Reflexión bíblica
Mt 9, 27-31 “«Que suceda como ustedes han creído»”
Autor: Pedro Sergio Antonio Donoso Brant
Evangelio de nuestro Señor Jesucristo según san Mateo.
Dos ciegos siguieron a Jesús, gritando: «Ten piedad de nosotros, Hijo de David». Al llegar a la casa, los ciegos se le acercaron, y él les preguntó: «¿Creen que yo puedo hacer lo que me piden?». Ellos le respondieron: «Sí, Señor». Jesús les tocó los ojos, diciendo: «Que suceda como ustedes han creído». Y se les abrieron sus ojos. Entonces Jesús los conminó: «¡Cuidado! Que nadie lo sepa». Pero ellos, apenas salieron, difundieron su fama por toda aquella región.
Palabra del Señor.
Reflexión
El que sigue a Jesús, ha de ver la verdad. Dos ciegos se acercan a Jesús, solo le piden “Ten piedad”. Jesucristo, tiene un corazón misericordioso, El sabe muy bien lo que es un sentimiento de amor al prójimo y de compasión ante las desgracias ajenas.
En este fragmento del Evangelio, observamos como los que carecen de vista, reciben la fe por el oído, sin embargo mucho veían con sus propios ojos los milagros de Jesús y se declaraban contrarios a la fe.
Jesús les preguntó: «¿Creen que yo puedo hacer lo que me piden?». En otras palabras, ¿tienen ustedes fe?. Jesús, sabiendo que les puede dar la vista, les hace esta pregunta a fin de que ellos mismo sientan que su fe es recompensada.
También lo hace para que se sientan dignos de ser curados. Es decir, cuando se pide la misericordia del Señor, se pide con fe. Entonces Jesús, les impone las manos, les toca los ojos y le dice; «Que suceda como ustedes han creído»., en otras palabras, según vuestra fe y no como una adulación a la palabras del Señor. Ellos con esta actitud, Jesús le confirma aún más en su fe.

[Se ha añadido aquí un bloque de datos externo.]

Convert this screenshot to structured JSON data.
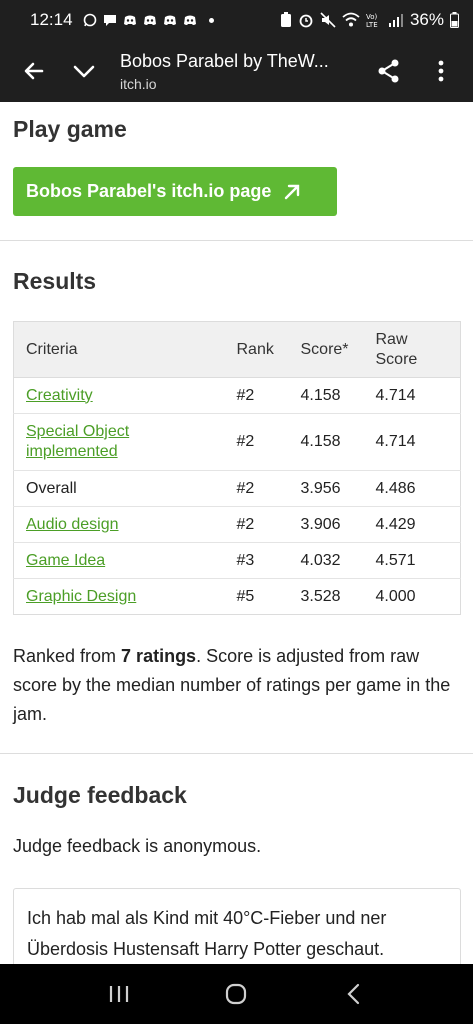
{
  "status_bar": {
    "time": "12:14",
    "battery": "36%",
    "icons": [
      "whatsapp-icon",
      "chat-icon",
      "discord-icon",
      "discord-icon",
      "discord-icon",
      "discord-icon",
      "battery-saver-icon",
      "alarm-icon",
      "mute-icon",
      "wifi-icon",
      "volte-icon",
      "signal-icon",
      "battery-icon"
    ]
  },
  "app_bar": {
    "title": "Bobos Parabel by TheW...",
    "url": "itch.io"
  },
  "play_game": {
    "heading": "Play game",
    "button_label": "Bobos Parabel's itch.io page"
  },
  "results": {
    "heading": "Results",
    "columns": [
      "Criteria",
      "Rank",
      "Score*",
      "Raw Score"
    ],
    "rows": [
      {
        "criteria": "Creativity",
        "link": true,
        "rank": "#2",
        "score": "4.158",
        "raw": "4.714"
      },
      {
        "criteria": "Special Object implemented",
        "link": true,
        "rank": "#2",
        "score": "4.158",
        "raw": "4.714"
      },
      {
        "criteria": "Overall",
        "link": false,
        "rank": "#2",
        "score": "3.956",
        "raw": "4.486"
      },
      {
        "criteria": "Audio design",
        "link": true,
        "rank": "#2",
        "score": "3.906",
        "raw": "4.429"
      },
      {
        "criteria": "Game Idea",
        "link": true,
        "rank": "#3",
        "score": "4.032",
        "raw": "4.571"
      },
      {
        "criteria": "Graphic Design",
        "link": true,
        "rank": "#5",
        "score": "3.528",
        "raw": "4.000"
      }
    ],
    "ranked_prefix": "Ranked from ",
    "ranked_count": "7 ratings",
    "ranked_suffix": ". Score is adjusted from raw score by the median number of ratings per game in the jam."
  },
  "judge": {
    "heading": "Judge feedback",
    "anonymous_note": "Judge feedback is anonymous.",
    "feedback_text": "Ich hab mal als Kind mit 40°C-Fieber und ner Überdosis Hustensaft Harry Potter geschaut."
  },
  "colors": {
    "accent_green": "#5fb934",
    "link_green": "#4b9e26",
    "toolbar": "#1f1f1f"
  }
}
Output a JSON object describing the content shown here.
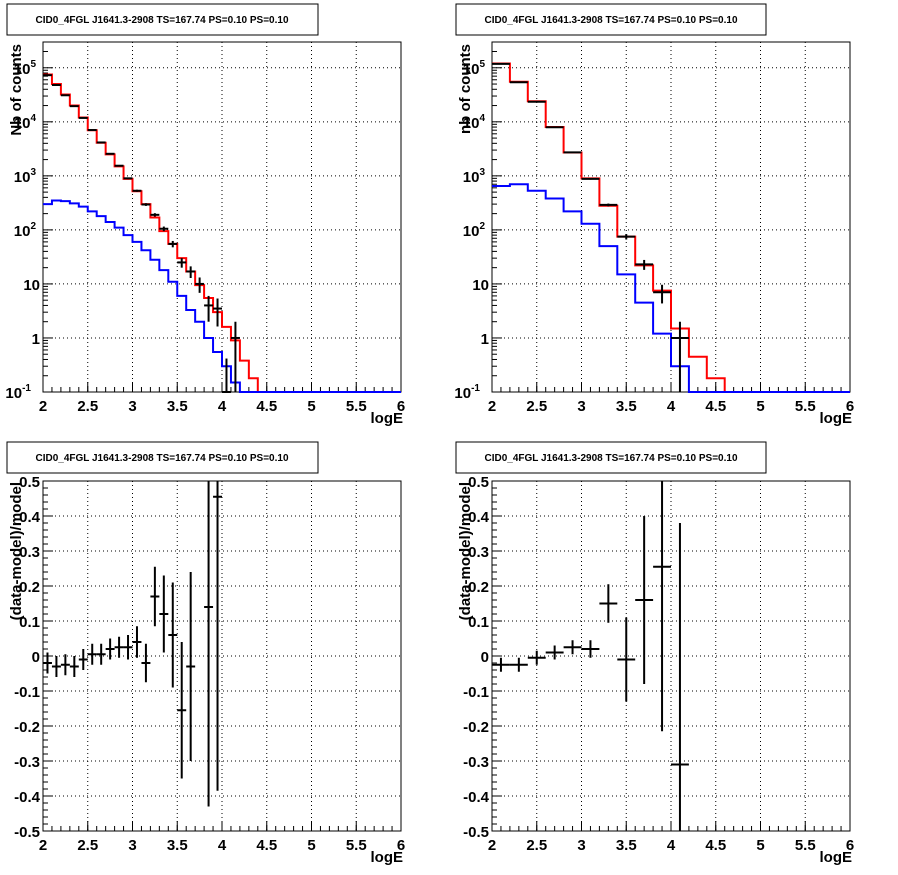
{
  "colors": {
    "data": "#000000",
    "model_total": "#ff0000",
    "model_component": "#0000ff",
    "grid": "#000000"
  },
  "chart_data": [
    {
      "type": "line",
      "title": "CID0_4FGL J1641.3-2908 TS=167.74 PS=0.10 PS=0.10",
      "xlabel": "logE",
      "ylabel": "Nb of counts",
      "xlim": [
        2,
        6
      ],
      "ylim": [
        0.1,
        300000
      ],
      "log_y": true,
      "grid": true,
      "xticks": [
        "2",
        "2.5",
        "3",
        "3.5",
        "4",
        "4.5",
        "5",
        "5.5",
        "6"
      ],
      "yticks": [
        {
          "value": 0.1,
          "base": "10",
          "exp": "-1"
        },
        {
          "value": 1,
          "label": "1"
        },
        {
          "value": 10,
          "label": "10"
        },
        {
          "value": 100,
          "base": "10",
          "exp": "2"
        },
        {
          "value": 1000,
          "base": "10",
          "exp": "3"
        },
        {
          "value": 10000,
          "base": "10",
          "exp": "4"
        },
        {
          "value": 100000,
          "base": "10",
          "exp": "5"
        }
      ],
      "bin_width": 0.1,
      "series": [
        {
          "role": "model_total",
          "bins_lo": [
            2.0,
            2.1,
            2.2,
            2.3,
            2.4,
            2.5,
            2.6,
            2.7,
            2.8,
            2.9,
            3.0,
            3.1,
            3.2,
            3.3,
            3.4,
            3.5,
            3.6,
            3.7,
            3.8,
            3.9,
            4.0,
            4.1,
            4.2,
            4.3,
            4.4,
            4.5,
            4.6,
            4.7,
            4.8,
            4.9,
            5.0,
            5.1,
            5.2,
            5.3,
            5.4,
            5.5,
            5.6,
            5.7,
            5.8,
            5.9
          ],
          "values": [
            75000,
            50000,
            32000,
            20000,
            12000,
            7000,
            4100,
            2500,
            1500,
            880,
            520,
            300,
            170,
            95,
            55,
            30,
            17,
            9.5,
            5.5,
            3.0,
            1.6,
            0.9,
            0.38,
            0.18,
            0.1,
            0.1,
            0.1,
            0.1,
            0.1,
            0.1,
            0.1,
            0.1,
            0.1,
            0.1,
            0.1,
            0.1,
            0.1,
            0.1,
            0.1,
            0.1
          ]
        },
        {
          "role": "model_component",
          "bins_lo": [
            2.0,
            2.1,
            2.2,
            2.3,
            2.4,
            2.5,
            2.6,
            2.7,
            2.8,
            2.9,
            3.0,
            3.1,
            3.2,
            3.3,
            3.4,
            3.5,
            3.6,
            3.7,
            3.8,
            3.9,
            4.0,
            4.1,
            4.2,
            4.3,
            4.4,
            4.5,
            4.6,
            4.7,
            4.8,
            4.9,
            5.0,
            5.1,
            5.2,
            5.3,
            5.4,
            5.5,
            5.6,
            5.7,
            5.8,
            5.9
          ],
          "values": [
            300,
            350,
            340,
            310,
            270,
            220,
            180,
            140,
            110,
            80,
            60,
            42,
            28,
            18,
            11,
            6,
            3.3,
            2.0,
            1.0,
            0.55,
            0.3,
            0.15,
            0.1,
            0.1,
            0.1,
            0.1,
            0.1,
            0.1,
            0.1,
            0.1,
            0.1,
            0.1,
            0.1,
            0.1,
            0.1,
            0.1,
            0.1,
            0.1,
            0.1,
            0.1
          ]
        },
        {
          "role": "data",
          "x": [
            2.05,
            2.15,
            2.25,
            2.35,
            2.45,
            2.55,
            2.65,
            2.75,
            2.85,
            2.95,
            3.05,
            3.15,
            3.25,
            3.35,
            3.45,
            3.55,
            3.65,
            3.75,
            3.85,
            3.95,
            4.05,
            4.15
          ],
          "y": [
            73000,
            48000,
            31000,
            19500,
            11800,
            7050,
            4150,
            2560,
            1540,
            900,
            530,
            295,
            190,
            105,
            55,
            25,
            17,
            10,
            4.0,
            3.5,
            0.1,
            1.0
          ],
          "err_lo": [
            73000,
            48000,
            31000,
            19500,
            11800,
            7050,
            4150,
            2560,
            1540,
            900,
            530,
            295,
            190,
            105,
            55,
            25,
            17,
            10,
            4.0,
            3.5,
            0.1,
            1.0
          ],
          "err_hi": [
            73000,
            48000,
            31000,
            19500,
            11800,
            7050,
            4150,
            2560,
            1540,
            900,
            530,
            295,
            190,
            105,
            55,
            25,
            17,
            10,
            4.0,
            3.5,
            0.1,
            1.0
          ]
        }
      ]
    },
    {
      "type": "line",
      "title": "CID0_4FGL J1641.3-2908 TS=167.74 PS=0.10 PS=0.10",
      "xlabel": "logE",
      "ylabel": "nb of counts",
      "xlim": [
        2,
        6
      ],
      "ylim": [
        0.1,
        300000
      ],
      "log_y": true,
      "grid": true,
      "xticks": [
        "2",
        "2.5",
        "3",
        "3.5",
        "4",
        "4.5",
        "5",
        "5.5",
        "6"
      ],
      "yticks": [
        {
          "value": 0.1,
          "base": "10",
          "exp": "-1"
        },
        {
          "value": 1,
          "label": "1"
        },
        {
          "value": 10,
          "label": "10"
        },
        {
          "value": 100,
          "base": "10",
          "exp": "2"
        },
        {
          "value": 1000,
          "base": "10",
          "exp": "3"
        },
        {
          "value": 10000,
          "base": "10",
          "exp": "4"
        },
        {
          "value": 100000,
          "base": "10",
          "exp": "5"
        }
      ],
      "bin_width": 0.2,
      "series": [
        {
          "role": "model_total",
          "bins_lo": [
            2.0,
            2.2,
            2.4,
            2.6,
            2.8,
            3.0,
            3.2,
            3.4,
            3.6,
            3.8,
            4.0,
            4.2,
            4.4,
            4.6,
            4.8,
            5.0,
            5.2,
            5.4,
            5.6,
            5.8
          ],
          "values": [
            120000,
            55000,
            24000,
            8000,
            2700,
            900,
            280,
            75,
            22,
            7.5,
            1.5,
            0.45,
            0.18,
            0.1,
            0.1,
            0.1,
            0.1,
            0.1,
            0.1,
            0.1
          ]
        },
        {
          "role": "model_component",
          "bins_lo": [
            2.0,
            2.2,
            2.4,
            2.6,
            2.8,
            3.0,
            3.2,
            3.4,
            3.6,
            3.8,
            4.0,
            4.2,
            4.4,
            4.6,
            4.8,
            5.0,
            5.2,
            5.4,
            5.6,
            5.8
          ],
          "values": [
            650,
            700,
            530,
            380,
            220,
            130,
            50,
            15,
            4.5,
            1.2,
            0.3,
            0.1,
            0.1,
            0.1,
            0.1,
            0.1,
            0.1,
            0.1,
            0.1,
            0.1
          ]
        },
        {
          "role": "data",
          "x": [
            2.1,
            2.3,
            2.5,
            2.7,
            2.9,
            3.1,
            3.3,
            3.5,
            3.7,
            3.9,
            4.1
          ],
          "y": [
            118000,
            54000,
            23500,
            7950,
            2720,
            880,
            290,
            75,
            23,
            7.0,
            1.0
          ],
          "err_lo": [
            118000,
            54000,
            23500,
            7950,
            2720,
            880,
            290,
            75,
            23,
            7.0,
            1.0
          ],
          "err_hi": [
            118000,
            54000,
            23500,
            7950,
            2720,
            880,
            290,
            75,
            23,
            7.0,
            1.0
          ]
        }
      ]
    },
    {
      "type": "scatter",
      "title": "CID0_4FGL J1641.3-2908 TS=167.74 PS=0.10 PS=0.10",
      "xlabel": "logE",
      "ylabel": "(data-model)/model",
      "xlim": [
        2,
        6
      ],
      "ylim": [
        -0.5,
        0.5
      ],
      "grid": true,
      "xticks": [
        "2",
        "2.5",
        "3",
        "3.5",
        "4",
        "4.5",
        "5",
        "5.5",
        "6"
      ],
      "yticks": [
        "-0.5",
        "-0.4",
        "-0.3",
        "-0.2",
        "-0.1",
        "0",
        "0.1",
        "0.2",
        "0.3",
        "0.4",
        "0.5"
      ],
      "bin_width": 0.1,
      "series": [
        {
          "role": "data",
          "x": [
            2.05,
            2.15,
            2.25,
            2.35,
            2.45,
            2.55,
            2.65,
            2.75,
            2.85,
            2.95,
            3.05,
            3.15,
            3.25,
            3.35,
            3.45,
            3.55,
            3.65,
            3.85,
            3.95
          ],
          "y": [
            -0.02,
            -0.03,
            -0.025,
            -0.03,
            -0.01,
            0.005,
            0.005,
            0.02,
            0.025,
            0.025,
            0.04,
            -0.02,
            0.17,
            0.12,
            0.06,
            -0.155,
            -0.03,
            0.14,
            0.455
          ],
          "err": [
            0.03,
            0.03,
            0.03,
            0.03,
            0.03,
            0.03,
            0.03,
            0.03,
            0.03,
            0.035,
            0.045,
            0.055,
            0.085,
            0.11,
            0.15,
            0.195,
            0.27,
            0.57,
            0.84
          ]
        }
      ]
    },
    {
      "type": "scatter",
      "title": "CID0_4FGL J1641.3-2908 TS=167.74 PS=0.10 PS=0.10",
      "xlabel": "logE",
      "ylabel": "(data-model)/model",
      "xlim": [
        2,
        6
      ],
      "ylim": [
        -0.5,
        0.5
      ],
      "grid": true,
      "xticks": [
        "2",
        "2.5",
        "3",
        "3.5",
        "4",
        "4.5",
        "5",
        "5.5",
        "6"
      ],
      "yticks": [
        "-0.5",
        "-0.4",
        "-0.3",
        "-0.2",
        "-0.1",
        "0",
        "0.1",
        "0.2",
        "0.3",
        "0.4",
        "0.5"
      ],
      "bin_width": 0.2,
      "series": [
        {
          "role": "data",
          "x": [
            2.1,
            2.3,
            2.5,
            2.7,
            2.9,
            3.1,
            3.3,
            3.5,
            3.7,
            3.9,
            4.1
          ],
          "y": [
            -0.025,
            -0.025,
            -0.005,
            0.01,
            0.025,
            0.02,
            0.15,
            -0.01,
            0.16,
            0.255,
            -0.31
          ],
          "err": [
            0.02,
            0.02,
            0.02,
            0.02,
            0.02,
            0.025,
            0.055,
            0.12,
            0.24,
            0.47,
            0.69
          ]
        }
      ]
    }
  ]
}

Luego de abrir los ojos, Jesús los conminó: «¡Cuidado! Que nadie lo sepa». Les manda guardar silencio por amor a la humildad, para apagar la vanidad, sin embargo ellos agradecidos, no pudieron guardar silencio ante tan hermoso beneficio.
En consecuencia, la enseñanza de este Evangelio, es que para conseguir una gracia de Dios, se requiere como condición previa tener fe y confianza. Entonces debemos perseverar en la oración para recibir lo que pedimos, y no debemos perder la confianza en el Señor, si la gracia pedida no llega de inmediato.
Jesús nos enseña que si nos acercamos a El, podemos ver la verdad. Todos de alguna manera, necesitamos abrir nuestros ojos para ver mejor las cosas del Señor. Si tenemos cerrados nuestros ojos como consecuencia de las dificultades, optemos por acercarnos más a Jesucristo, pero hagámoslo con el corazón limpio, con fe, con conciencia recta, para que Jesús nos descubra los secretos del Reino de los Cielos.